The decimal number 100 is equivalent to 1100100 in binary. But since it is only 7 digits, we added 29 more digits to the left of it to fill the 32 bits required by int. Note that we read binary numbers from right to left so the beginning digit is actually the last one.

We can then use the bitwise operators to the binary versions of the numbers or data. You don’t have to convert them to binary as the computer automatically sees them as binary numbers. The following shows the bitwise operators you can use.

Operator | Name | Category | Example |
---|---|---|---|

& | Bitwise AND | Binary | x = y & z; |

| | Bitwise OR | Binary | x = y | z; |

^ | Bitwise XOR | Binary | x = y ^ z; |

~ | Bitwise NOT | Unary | x = ~y; |

&= | Bitwise AND Assignment | Binary | x &= y; |

| | Bitwise OR Assignment | Binary | x |= y; |

^= | Bitwise XOR Assignment | Binary | x ^= y; |

Bitwise operators are commonly used in bitwise comparisons of Flags enumerations which you will learn in several advance lessons in this site.
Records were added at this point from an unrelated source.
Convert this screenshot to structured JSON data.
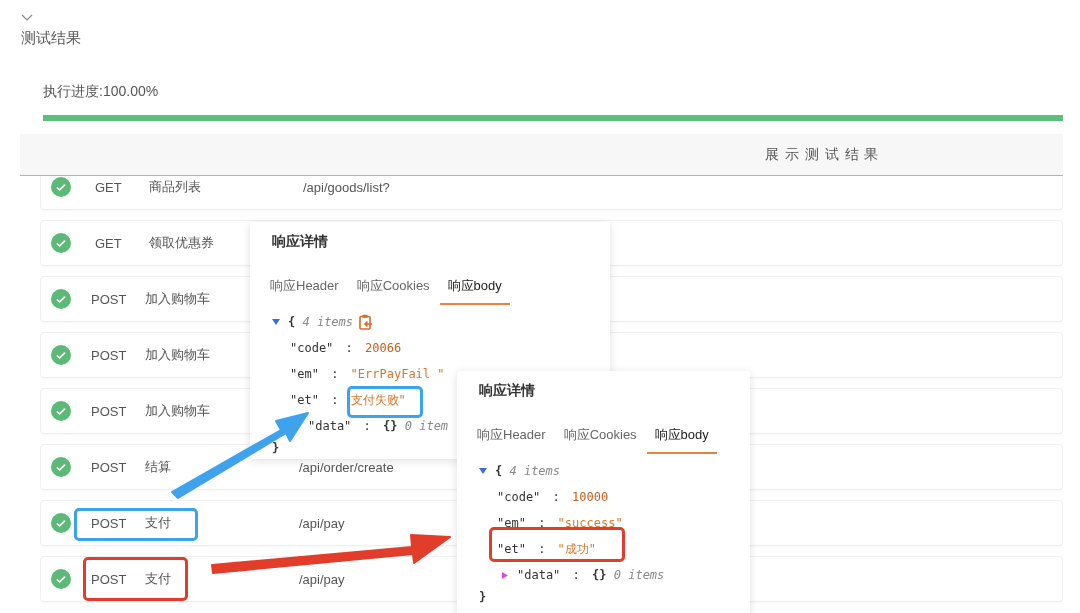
{
  "section": {
    "title": "测试结果",
    "expanded": true
  },
  "progress": {
    "label": "执行进度:100.00%",
    "level": 1
  },
  "table": {
    "header": "展 示 测 试 结 果",
    "rows": [
      {
        "passed": true,
        "method": "GET",
        "name": "商品列表",
        "path": "/api/goods/list?"
      },
      {
        "passed": true,
        "method": "GET",
        "name": "领取优惠券"
      },
      {
        "passed": true,
        "method": "POST",
        "name": "加入购物车"
      },
      {
        "passed": true,
        "method": "POST",
        "name": "加入购物车"
      },
      {
        "passed": true,
        "method": "POST",
        "name": "加入购物车"
      },
      {
        "passed": true,
        "method": "POST",
        "name": "结算",
        "path": "/api/order/create"
      },
      {
        "passed": true,
        "method": "POST",
        "name": "支付",
        "path": "/api/pay"
      },
      {
        "passed": true,
        "method": "POST",
        "name": "支付",
        "path": "/api/pay"
      }
    ]
  },
  "popovers": [
    {
      "title": "响应详情",
      "tabs": [
        {
          "label": "响应Header",
          "selected": false
        },
        {
          "label": "响应Cookies",
          "selected": false
        },
        {
          "label": "响应body",
          "selected": true
        }
      ],
      "lines": [
        {
          "kind": "open",
          "brace": "{",
          "summary": "4 items",
          "expanded": true,
          "copy_icon": true
        },
        {
          "kind": "pair",
          "key": "\"code\"",
          "colon": ":",
          "value": "20066"
        },
        {
          "kind": "pair",
          "key": "\"em\"",
          "colon": ":",
          "value": "\"ErrPayFail \""
        },
        {
          "kind": "pair",
          "key": "\"et\"",
          "colon": ":",
          "value": "支付失败\""
        },
        {
          "kind": "object",
          "key": "\"data\"",
          "colon": ":",
          "value": "{}",
          "summary": "0 item"
        },
        {
          "kind": "close",
          "brace": "}"
        }
      ]
    },
    {
      "title": "响应详情",
      "tabs": [
        {
          "label": "响应Header",
          "selected": false
        },
        {
          "label": "响应Cookies",
          "selected": false
        },
        {
          "label": "响应body",
          "selected": true
        }
      ],
      "lines": [
        {
          "kind": "open",
          "brace": "{",
          "summary": "4 items",
          "expanded": true
        },
        {
          "kind": "pair",
          "key": "\"code\"",
          "colon": ":",
          "value": "10000"
        },
        {
          "kind": "pair",
          "key": "\"em\"",
          "colon": ":",
          "value": "\"success\""
        },
        {
          "kind": "pair",
          "key": "\"et\"",
          "colon": ":",
          "value": "\"成功\""
        },
        {
          "kind": "object",
          "key": "\"data\"",
          "colon": ":",
          "value": "{}",
          "summary": "0 items",
          "expanded": false
        },
        {
          "kind": "close",
          "brace": "}"
        }
      ]
    }
  ],
  "annotations": {
    "highlights": [
      {
        "color": "#3ea3ec"
      },
      {
        "color": "#3ea3ec"
      },
      {
        "color": "#e23d2b"
      },
      {
        "color": "#e23d2b"
      }
    ],
    "arrows": [
      {
        "color": "#3ea3ec"
      },
      {
        "color": "#e23d2b"
      }
    ]
  }
}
The bitwise AND operator does the AND operation to every bit of the binary representation of a value. When doing an AND operation on two binary numbers, the result is 1 if both binary numbers are 1, and 0 otherwise. The AND operation has the following truth table.

X | Y | X & Y |
---|---|---|

1 | 1 | 1 |

1 | 0 | 0 |

0 | 1 | 0 |

0 | 0 | 0 |

As a demonstration of using the bitwise AND operator, let’s take a look at the following code snippet.

```
int result = 5 & 3;
Console.WriteLine(result);
```

1

We used the bitwise AND to the values 5 and 3 and as you can see, it yields the value 1. Let’s take a look at how the computer came up with that result.

```
5: 00000000000000000000000000000101
3: 00000000000000000000000000000011
------------------------------------
1: 00000000000000000000000000000001
```

We first convert 5 and 3 to their binary equivalents. Since int has 32-bits, we added leading 0’s to fill the 32 slots. We then use the AND operation to each digit. By looking at the truth table in Figure 2, we came up with the binary representation of the number 1.
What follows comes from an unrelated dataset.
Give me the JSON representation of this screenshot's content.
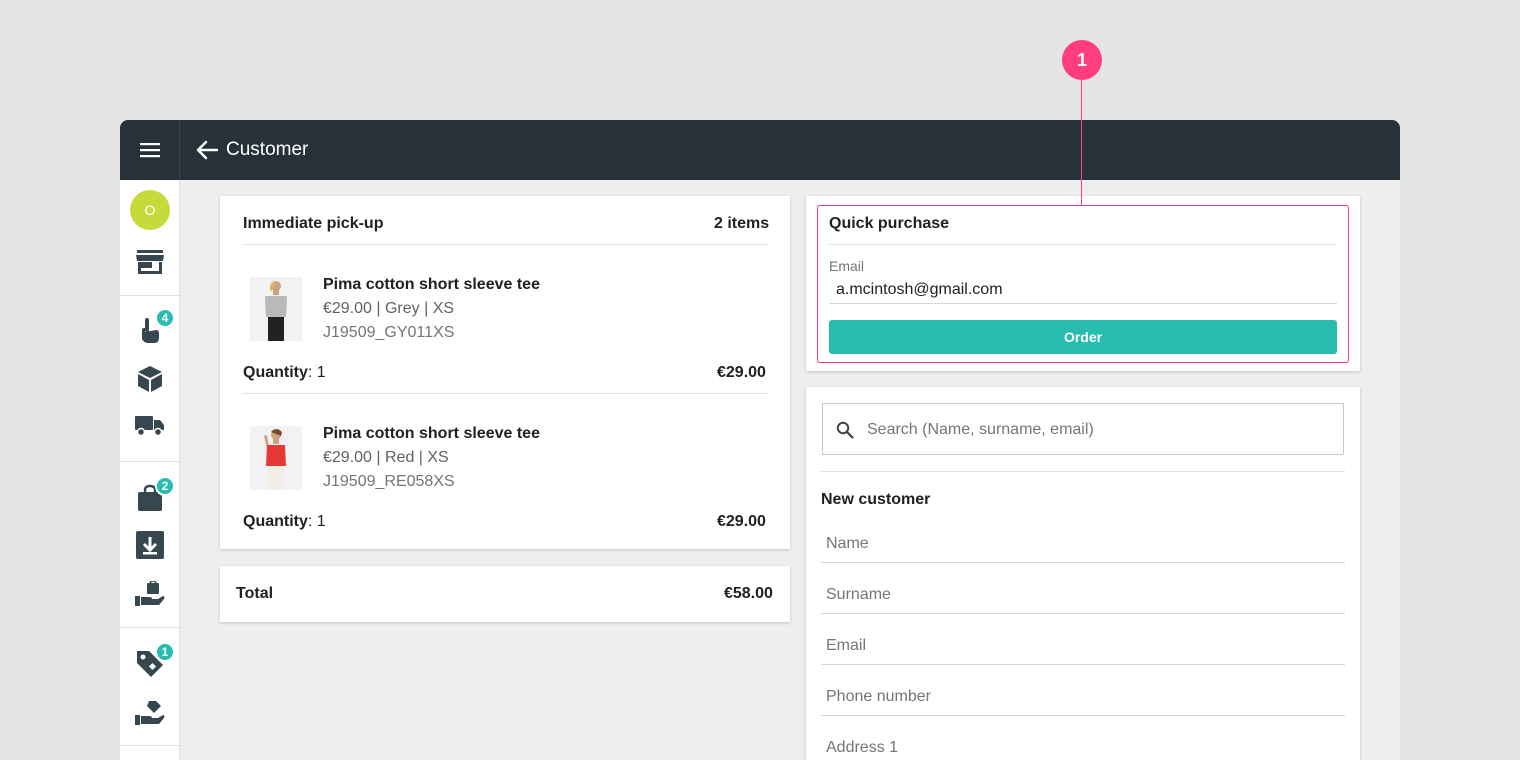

The assignment version of the bitwise AND operator is also available.

`myNumber &= 5;`

The above statement applies the bitwise AND operator to whatever the value of myNumber and to the value of the right operand (in this case 5). The result is then assigned to myNumber.
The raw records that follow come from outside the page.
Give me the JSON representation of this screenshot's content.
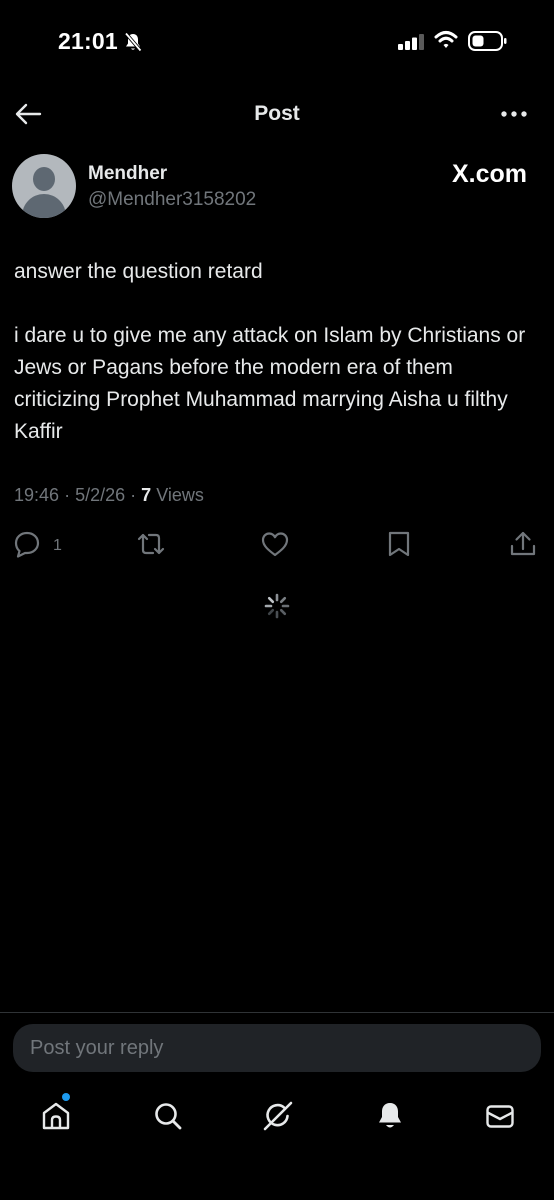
{
  "status_bar": {
    "time": "21:01",
    "icons": [
      "bell-off-icon",
      "signal-icon",
      "wifi-icon",
      "battery-icon"
    ]
  },
  "header": {
    "title": "Post",
    "back_icon": "arrow-left-icon",
    "more_icon": "more-horizontal-icon"
  },
  "post": {
    "author_name": "Mendher",
    "author_handle": "@Mendher3158202",
    "watermark": "X.com",
    "paragraphs": [
      "answer the question retard",
      "i dare u to give me any attack on Islam by Christians or Jews or Pagans before the modern era of them criticizing Prophet Muhammad marrying Aisha u filthy Kaffir"
    ],
    "time": "19:46",
    "date": "5/2/26",
    "views_count": "7",
    "views_label": "Views",
    "separator": "·"
  },
  "actions": {
    "reply_count": "1",
    "icons": [
      "reply-icon",
      "repost-icon",
      "like-icon",
      "bookmark-icon",
      "share-icon"
    ]
  },
  "loading_icon": "spinner-icon",
  "reply_box": {
    "placeholder": "Post your reply"
  },
  "tab_bar": {
    "icons": [
      "home-icon",
      "search-icon",
      "grok-icon",
      "notifications-icon",
      "messages-icon"
    ]
  },
  "colors": {
    "background": "#000000",
    "text_primary": "#e7e9ea",
    "text_secondary": "#71767b",
    "accent": "#1d9bf0",
    "input_background": "#202327"
  }
}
The bitwise OR operator uses the OR operation on every bit of the binary representation of two values. The result of an OR operation is shown in the following truth table.

X | Y | X | Y |
---|---|---|

1 | 1 | 1 |

1 | 0 | 1 |

0 | 1 | 1 |

0 | 0 | 0 |

The OR operation yields 0 only if both operands are 0. If at least one value is 1, then it automatically yields 1. Let’s take a look at an example of using this operator.

```
int result = 7 | 9;
Console.WriteLine(result);
```

15

In the binary representation, you can see how the computer yields 15 when we used the bitwise OR operator on the two values.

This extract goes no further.